Predictive Modeling For Improving The Quality Of Educational And Methodological Documentation


The preparation of educational and methodological documentation in educational institutions is an important element of the educational process. The purpose of the scientific article is to develop quality criteria for the educational and methodological complex of the discipline. We pay attention on checking the compliance of the document content. The paper presents the criteria for the effectiveness of the developing the educational-methodical complex of disciplines. We propose the method for improving the quality of educational and methodical documentation based on the work of a neural network. The method allows automating the process of checking educational and methodical documentation for the content. Natural language processing (Bert tokenizer) and machine learning methods (regression methods) are used as a tool. The problem of the quality of educational and methodological documentation can be solved by introducing specialized automated systems and their modules, which allow not only to generate appropriate templates for educational and methodological documentation but also to check the internal content of documents.

Keywords: Educational and methodological complex of disciplines, higher education, quality assessment


Every year higher education organizations prepare a large number of new work programs of disciplines or update existing ones. The methodological departments are engaged in the quality control of the educational and methodical complex of the discipline (EMCD) which includes the working programs (plans) of the disciplines (WP) and the funds of evaluation means (FOM). Methodologists, as a rule, check for compliance with the EMCD to a number of criteria including compliance with the federal state educational standard (FSES) of the training area, curriculum, discipline competencies, relevance of the list of references and software licenses for the implementation of the course. It is difficult to check the content of the annotation and the WP and FOM itself. The compilers of the EMCD are specialists in their narrow field.
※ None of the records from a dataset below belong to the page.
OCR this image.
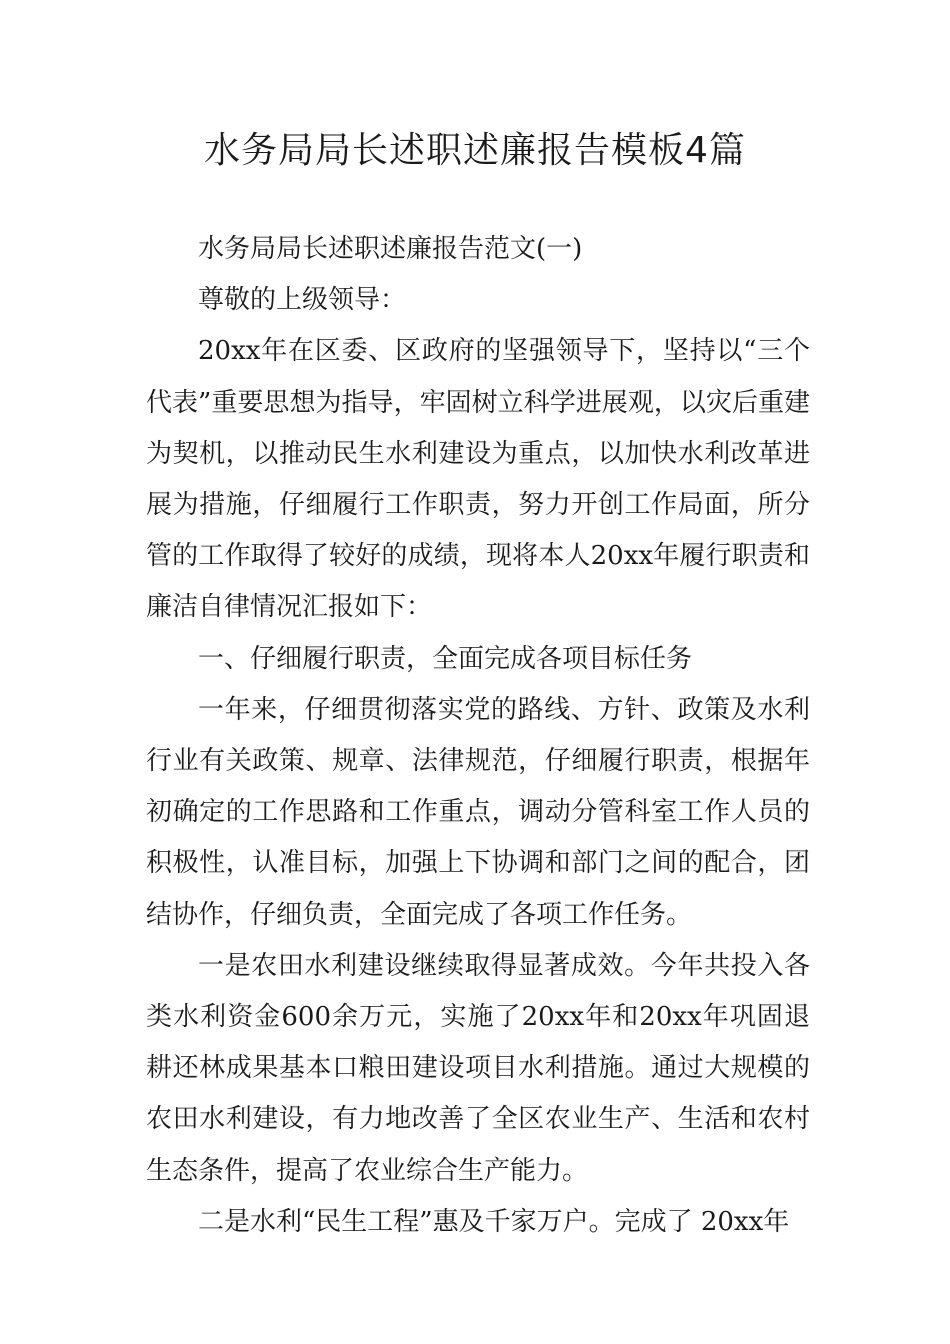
水务局局长述职述廉报告模板4篇

水务局局长述职述廉报告范文(一)

尊敬的上级领导：

20xx年在区委、区政府的坚强领导下，坚持以“三个代表”重要思想为指导，牢固树立科学进展观，以灾后重建为契机，以推动民生水利建设为重点，以加快水利改革进展为措施，仔细履行工作职责，努力开创工作局面，所分管的工作取得了较好的成绩，现将本人20xx年履行职责和廉洁自律情况汇报如下：

一、仔细履行职责，全面完成各项目标任务

一年来，仔细贯彻落实党的路线、方针、政策及水利行业有关政策、规章、法律规范，仔细履行职责，根据年初确定的工作思路和工作重点，调动分管科室工作人员的积极性，认准目标，加强上下协调和部门之间的配合，团结协作，仔细负责，全面完成了各项工作任务。

一是农田水利建设继续取得显著成效。今年共投入各类水利资金600余万元，实施了20xx年和20xx年巩固退耕还林成果基本口粮田建设项目水利措施。通过大规模的农田水利建设，有力地改善了全区农业生产、生活和农村生态条件，提高了农业综合生产能力。

二是水利“民生工程”惠及千家万户。完成了 20xx年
So, this task may seem easier for them. But we are also talking about large volumes. Natural language processing and machine learning techniques can simplify the work of checking the quality of content.

Problem Statement

For a long time now the development of the WP has not been completely done by teachers and methodologists manually. For this, for example, internal automated information systems AIS or LMS-Learning Management System are used (Kosmachyova et al., 2016; Rogov et al., 2017).

LMS is a software application designed for creating training courses. The system allows to structure the training material by section, lay out assignments, conduct online seminars, track the progress of students, etc. (Belozyorova & Chyiko, 2019; Cole & Foster, 2007; Dias et al., 2013; Kats, 2010; Menshikov et al., 2006; Vong & Prokhorova, 2015).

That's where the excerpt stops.